Stops
Cheek railed on a window, eyes
unable to endure the little
light of the bus,
the Korean man next to me slops spit
around his lips—Like I am the only one
who tolerates
this fucking sun, a fading star,
the way another passenger
touches me if he knows it is far
from his stop & wants to sit where sweat blooms.
To flicker: as if we didn’t already
imagine our lives like an old film reel
burning up before the end. This is wrong.
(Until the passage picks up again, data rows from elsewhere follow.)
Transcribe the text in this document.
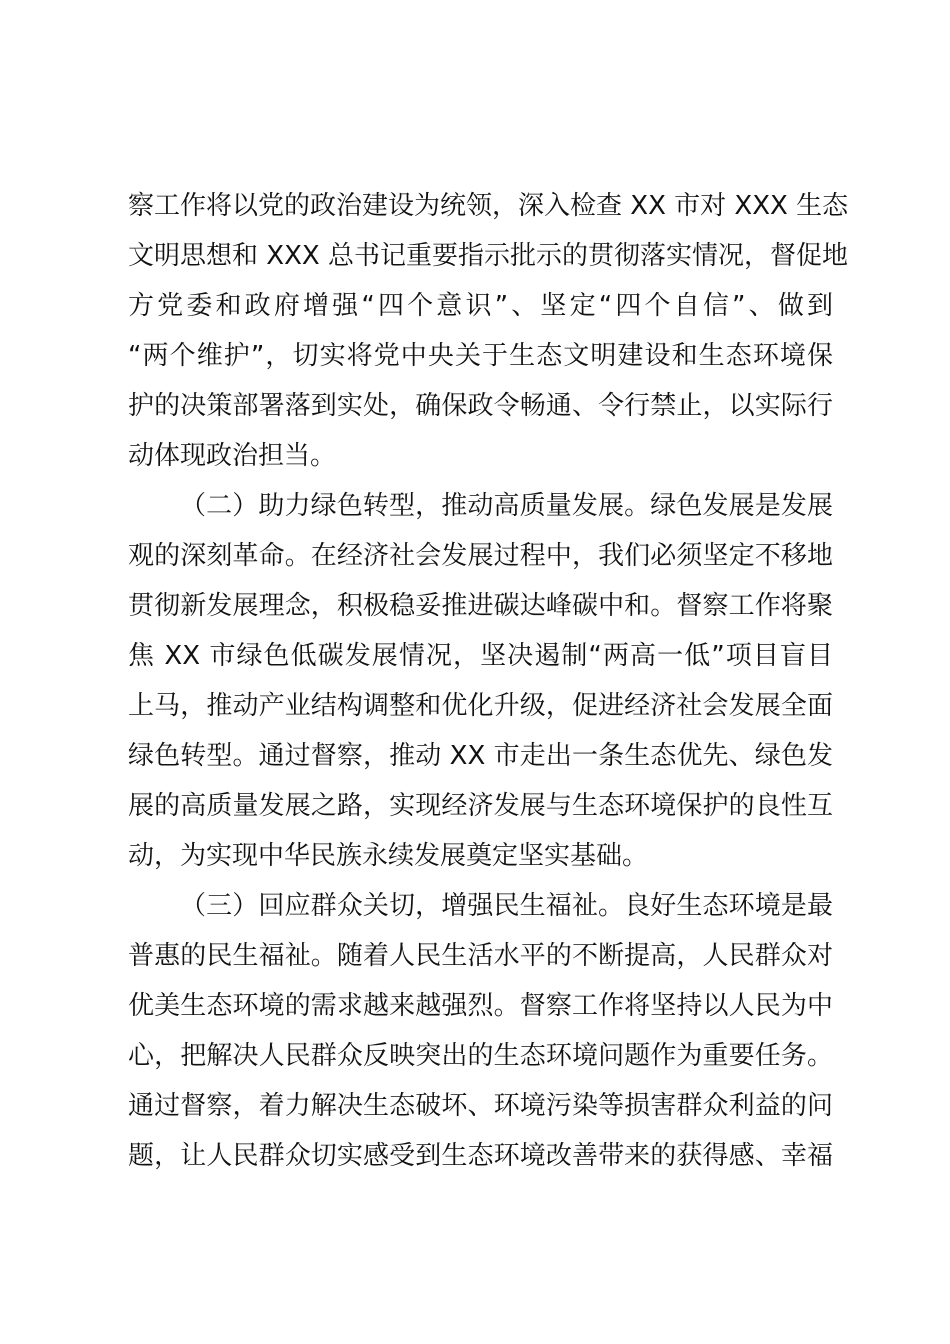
察工作将以党的政治建设为统领，深入检查 XX 市对 XXX 生态
文明思想和 XXX 总书记重要指示批示的贯彻落实情况，督促地
方党委和政府增强“四个意识”、坚定“四个自信”、做到
“两个维护”，切实将党中央关于生态文明建设和生态环境保
护的决策部署落到实处，确保政令畅通、令行禁止，以实际行
动体现政治担当。
（二）助力绿色转型，推动高质量发展。绿色发展是发展
观的深刻革命。在经济社会发展过程中，我们必须坚定不移地
贯彻新发展理念，积极稳妥推进碳达峰碳中和。督察工作将聚
焦 XX 市绿色低碳发展情况，坚决遏制“两高一低”项目盲目
上马，推动产业结构调整和优化升级，促进经济社会发展全面
绿色转型。通过督察，推动 XX 市走出一条生态优先、绿色发
展的高质量发展之路，实现经济发展与生态环境保护的良性互
动，为实现中华民族永续发展奠定坚实基础。
（三）回应群众关切，增强民生福祉。良好生态环境是最
普惠的民生福祉。随着人民生活水平的不断提高，人民群众对
优美生态环境的需求越来越强烈。督察工作将坚持以人民为中
心，把解决人民群众反映突出的生态环境问题作为重要任务。
通过督察，着力解决生态破坏、环境污染等损害群众利益的问
题，让人民群众切实感受到生态环境改善带来的获得感、幸福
There is no movement into another, no
line scrawling forward, only
dimensions you know not dimensions,
actions, but not your actions, speech
but not your speech, movement, but not
real movement. I am
sweating as he stares at me.
He folds & unfolds
his map.
Please, stop. The breaks of the bus gorge
on their own wheezing. Someone gets off
or doesn’t.
Jesse DeLong works as Assistant Director of Creative Writing at Louisiana State University. His poetry book, The Amateur Scientist's Notebook, was published by Baobab Press. Other work has appeared in Colorado Review, Mid-American Review, American Letters and Commentary, Indiana Review, Painted Bride Quarterly, and Typo, as well as the anthologies Best New Poets 2011 and Feast: Poetry and Recipes for a Full Seating at Dinner. His chapbooks, Tearings, and Other Poems and Earthwards, were released by Curly Head Press.